We know that presenting the plan as an eternal forgiveness that operates independently of our behaviour is incorrect, because in several passages the Apostle Paul tells us that if we continue to obey our sinful nature we will not inherit the Kingdom of God. In the Day of Resurrection we will experience corruption. Also, the Lord Jesus told us plainly, in the last chapter of the Bible, that He is going to reward each of us according to our works. Thus we have an unscriptural plan.

But what then is the covenant, the plan that replaces the Law of Moses? The plan is as follows:

At one time we too were foolish, disobedient, deceived and enslaved by all kinds of passions and pleasures. We lived in malice and envy, being hated and hating one another. But when the kindness and love of God our Saviour appeared, he saved us, not because of righteous things we had done, but because of his mercy. He saved us through the washing of rebirth and renewal by the Holy Spirit, whom he poured out on us generously through Jesus Christ our Saviour, so that, having been justified by his grace, we might become heirs having the hope of eternal life. This is a trustworthy saying. And I want you to stress these things, so that those who have trusted in God may be careful to devote themselves to doing what is good. These things are excellent and profitable for everyone. (Titus 3:3-8)

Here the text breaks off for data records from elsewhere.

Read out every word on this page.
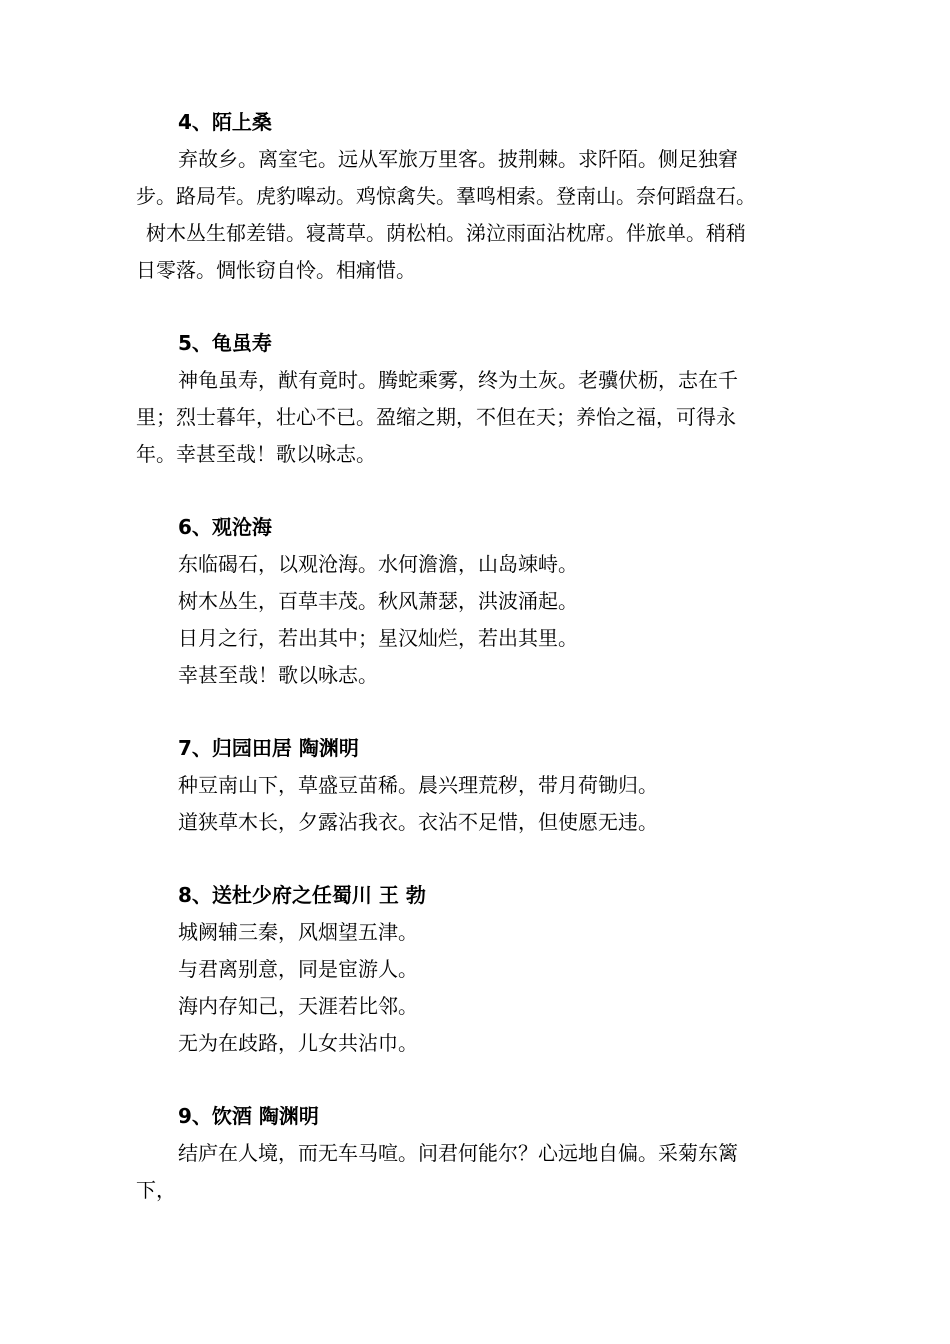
4、陌上桑
弃故乡。离室宅。远从军旅万里客。披荆棘。求阡陌。侧足独窘
步。路局苲。虎豹嗥动。鸡惊禽失。羣鸣相索。登南山。奈何蹈盘石。
树木丛生郁差错。寝蒿草。荫松柏。涕泣雨面沾枕席。伴旅单。稍稍
日零落。惆怅窃自怜。相痛惜。
5、龟虽寿
神龟虽寿，猷有竟时。腾蛇乘雾，终为土灰。老骥伏枥，志在千
里；烈士暮年，壮心不已。盈缩之期，不但在天；养怡之福，可得永
年。幸甚至哉！歌以咏志。
6、观沧海
东临碣石，以观沧海。水何澹澹，山岛竦峙。
树木丛生，百草丰茂。秋风萧瑟，洪波涌起。
日月之行，若出其中；星汉灿烂，若出其里。
幸甚至哉！歌以咏志。
7、归园田居 陶渊明
种豆南山下，草盛豆苗稀。晨兴理荒秽，带月荷锄归。
道狭草木长，夕露沾我衣。衣沾不足惜，但使愿无违。
8、送杜少府之任蜀川 王 勃
城阙辅三秦，风烟望五津。
与君离别意，同是宦游人。
海内存知己，天涯若比邻。
无为在歧路，儿女共沾巾。
9、饮酒 陶渊明
结庐在人境，而无车马喧。问君何能尔？心远地自偏。采菊东篱
下，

Please note that the passage above does away with the current preaching. What plan replaces the Law of Moses?

"The washing of rebirth and renewal by the Holy Spirit."

As the new birth develops in us our old sinful nature is washed away. Christ is formed in us. The Holy Spirit continually is renewing us in the Life of Christ. These mercies were not available under the Law of Moses. It is a new covenant. This is transformation, not just forgiveness.

Our unscriptural goal is eternal existence in a mansion in the spirit world. What, then, is the scriptural goal?

There are two dimensions of the scriptural goal. The first dimension is our complete transformation into the image of God, and then the likeness of God. Change into the image of God means that we behave as God behaves. Change into the likeness of God means we look like God. The change in likeness depends on the change in image. The change in image begins now. But both will require untold ages to accomplish.

The second dimension of the scriptural goal is what the Book of Hebrews terms the "rest of God." The rest of God is our eternal Sabbath. As we enter the rest of God we begin to think as God is thinking; speak as God is speaking; act as God is acting. We are at perfect rest in the very centre of God’s Person. We always do His will by nature and delight in it, just as our Lord Jesus does.

I have no idea how long it will take for Christian thinking to change from the forgiveness–mansion mindset to the transformation– "rest of God" mindset. But until it does, the churches will continue to be filled with believers who are living in the sinful, adamic nature, pursuing their independent life according to their own plans and ambitions.